Written by Jan Wolf and Sarah Ann Lynch
WASHINGTON (Reuters) – An appeals court in the United States temporarily reinstated Texas’s restricted abortion law late Friday night, barring the practice of going beyond the six-week pregnancy and banning ordinary citizens.
The U.S. Court of Appeals for the Fifth Circuit, a conservative-risk intermediate appellate court, granted the Texas attorney general’s office a request Friday to temporarily suspend a judge’s order restraining abortion.
The administrative stay order from the Fifth Circuit, a conservative-risk appellate court, came in a case brought by Justice the U.S. Department of Justice in September. The purpose of the administrative stay is to give the court time to decide whether to issue a more permanent one. Rule
The three-judge Fifth Circuit panel gave the Justice Department until Tuesday to respond to the Texas filing.
Representatives of the judiciary did not immediately respond to a request for comment.
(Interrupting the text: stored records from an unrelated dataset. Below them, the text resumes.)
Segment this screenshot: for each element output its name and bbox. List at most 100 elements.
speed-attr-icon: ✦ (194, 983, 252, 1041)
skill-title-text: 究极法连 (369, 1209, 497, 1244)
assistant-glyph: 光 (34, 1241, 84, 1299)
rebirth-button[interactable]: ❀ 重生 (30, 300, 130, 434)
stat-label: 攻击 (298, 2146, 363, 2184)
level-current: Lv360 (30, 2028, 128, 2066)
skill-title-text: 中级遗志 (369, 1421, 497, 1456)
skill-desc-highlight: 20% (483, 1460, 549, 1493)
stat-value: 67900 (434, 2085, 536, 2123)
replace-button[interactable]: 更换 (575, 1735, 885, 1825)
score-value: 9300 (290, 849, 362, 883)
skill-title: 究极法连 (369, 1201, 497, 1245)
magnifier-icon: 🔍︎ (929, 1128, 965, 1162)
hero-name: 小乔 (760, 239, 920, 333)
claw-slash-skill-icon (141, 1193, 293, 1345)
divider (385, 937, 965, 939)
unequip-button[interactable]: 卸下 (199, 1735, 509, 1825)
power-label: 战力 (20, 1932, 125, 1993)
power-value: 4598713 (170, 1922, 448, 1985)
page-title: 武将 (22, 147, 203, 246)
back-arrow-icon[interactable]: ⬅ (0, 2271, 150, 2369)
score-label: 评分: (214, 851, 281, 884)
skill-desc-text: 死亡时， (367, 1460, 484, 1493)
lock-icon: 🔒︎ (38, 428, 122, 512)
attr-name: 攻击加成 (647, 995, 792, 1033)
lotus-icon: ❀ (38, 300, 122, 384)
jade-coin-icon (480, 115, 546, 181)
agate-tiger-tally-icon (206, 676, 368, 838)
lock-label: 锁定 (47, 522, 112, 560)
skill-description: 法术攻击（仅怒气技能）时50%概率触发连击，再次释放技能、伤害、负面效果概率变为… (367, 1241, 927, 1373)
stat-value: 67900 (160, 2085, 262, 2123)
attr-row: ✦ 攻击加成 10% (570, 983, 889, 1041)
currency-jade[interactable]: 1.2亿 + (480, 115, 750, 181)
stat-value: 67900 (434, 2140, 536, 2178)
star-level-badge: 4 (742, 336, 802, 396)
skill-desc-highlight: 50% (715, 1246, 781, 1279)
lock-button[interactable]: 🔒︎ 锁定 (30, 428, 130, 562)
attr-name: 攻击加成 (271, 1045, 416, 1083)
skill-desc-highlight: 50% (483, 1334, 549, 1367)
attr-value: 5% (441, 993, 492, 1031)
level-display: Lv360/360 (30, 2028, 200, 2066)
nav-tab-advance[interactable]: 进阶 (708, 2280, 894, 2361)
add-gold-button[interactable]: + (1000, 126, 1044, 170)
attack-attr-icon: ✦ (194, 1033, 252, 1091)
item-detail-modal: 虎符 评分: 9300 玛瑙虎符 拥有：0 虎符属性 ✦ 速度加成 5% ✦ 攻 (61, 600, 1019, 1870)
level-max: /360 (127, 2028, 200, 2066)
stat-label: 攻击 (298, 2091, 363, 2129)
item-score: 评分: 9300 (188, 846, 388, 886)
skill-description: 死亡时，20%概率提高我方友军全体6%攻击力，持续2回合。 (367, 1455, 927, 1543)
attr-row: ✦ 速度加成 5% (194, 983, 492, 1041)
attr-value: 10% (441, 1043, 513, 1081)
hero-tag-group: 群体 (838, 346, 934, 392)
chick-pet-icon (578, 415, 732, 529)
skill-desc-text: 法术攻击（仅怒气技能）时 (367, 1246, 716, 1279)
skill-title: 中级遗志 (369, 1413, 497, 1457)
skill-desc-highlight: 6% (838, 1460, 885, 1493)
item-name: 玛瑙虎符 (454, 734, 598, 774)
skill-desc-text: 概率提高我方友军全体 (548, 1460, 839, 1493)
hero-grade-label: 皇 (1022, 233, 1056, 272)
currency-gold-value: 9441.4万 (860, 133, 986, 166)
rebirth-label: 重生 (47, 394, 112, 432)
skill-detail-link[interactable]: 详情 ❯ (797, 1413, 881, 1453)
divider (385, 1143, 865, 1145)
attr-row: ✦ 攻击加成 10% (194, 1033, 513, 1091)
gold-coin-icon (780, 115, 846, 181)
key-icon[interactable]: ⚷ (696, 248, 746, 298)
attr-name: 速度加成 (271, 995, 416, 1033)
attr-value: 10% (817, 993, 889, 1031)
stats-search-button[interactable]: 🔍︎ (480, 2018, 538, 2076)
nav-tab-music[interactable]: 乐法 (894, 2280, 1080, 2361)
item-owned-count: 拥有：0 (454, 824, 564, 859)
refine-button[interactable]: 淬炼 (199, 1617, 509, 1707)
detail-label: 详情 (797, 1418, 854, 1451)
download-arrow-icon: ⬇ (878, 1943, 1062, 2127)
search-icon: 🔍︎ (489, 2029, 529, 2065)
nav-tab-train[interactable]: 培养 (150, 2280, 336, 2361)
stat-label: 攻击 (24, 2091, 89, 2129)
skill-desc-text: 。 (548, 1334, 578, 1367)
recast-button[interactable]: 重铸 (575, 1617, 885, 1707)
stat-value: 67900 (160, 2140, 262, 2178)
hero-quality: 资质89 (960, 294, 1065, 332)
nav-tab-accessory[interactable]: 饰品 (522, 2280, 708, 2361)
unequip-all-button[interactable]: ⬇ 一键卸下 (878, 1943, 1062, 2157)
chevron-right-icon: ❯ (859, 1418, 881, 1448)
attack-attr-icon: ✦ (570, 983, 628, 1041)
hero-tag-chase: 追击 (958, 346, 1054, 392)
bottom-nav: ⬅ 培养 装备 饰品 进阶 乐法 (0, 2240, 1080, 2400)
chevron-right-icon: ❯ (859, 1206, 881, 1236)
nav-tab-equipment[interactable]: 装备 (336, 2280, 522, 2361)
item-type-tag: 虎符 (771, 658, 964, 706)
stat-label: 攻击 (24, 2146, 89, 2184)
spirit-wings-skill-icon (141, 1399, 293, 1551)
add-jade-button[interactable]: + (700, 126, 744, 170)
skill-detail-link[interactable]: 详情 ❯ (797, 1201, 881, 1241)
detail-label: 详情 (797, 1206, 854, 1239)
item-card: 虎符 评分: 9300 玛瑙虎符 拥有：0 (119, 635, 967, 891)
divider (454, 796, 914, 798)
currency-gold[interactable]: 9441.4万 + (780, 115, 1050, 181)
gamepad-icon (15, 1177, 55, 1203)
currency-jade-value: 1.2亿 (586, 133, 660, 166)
The Texas Abortion Act, which went into effect Sept. 1, makes exceptions to pregnancies due to rape or incest. It allows ordinary citizens to enforce the ban, rewarding them at least 10,000 10,000 if they successfully sue someone who helps perform an abortion after the fetal’s cardiac activity has been detected. Critics of the law say the provision enables people to act as anti-abortion donor hunters.
Austin U.S. District Judge Robert Pittman temporarily banned abortion on Wednesday while its legitimacy was being challenged.
The judiciary has argued that the law prohibits women from exercising their constitutional right to terminate pregnancies as recognized in the Supreme Court’s 1973 Rowe v. Wade ruling, which legalized abortion nationwide. The department further argued that the law improperly interfered with the activities of the federal government in providing abortion services.
Brigitte Amiri, a lawyer for the American Civil Liberties Union, said: “This is a deeply disturbing order that would allow the Texas abortion ban to be re-enacted at a time when abortion providers were rapidly starting to provide abortion care for all patients.”
Amiri said the ACLU hopes the case will “move forward at a faster pace” so Texas’ abortion law could be closed again, possibly by the U.S. Supreme Court.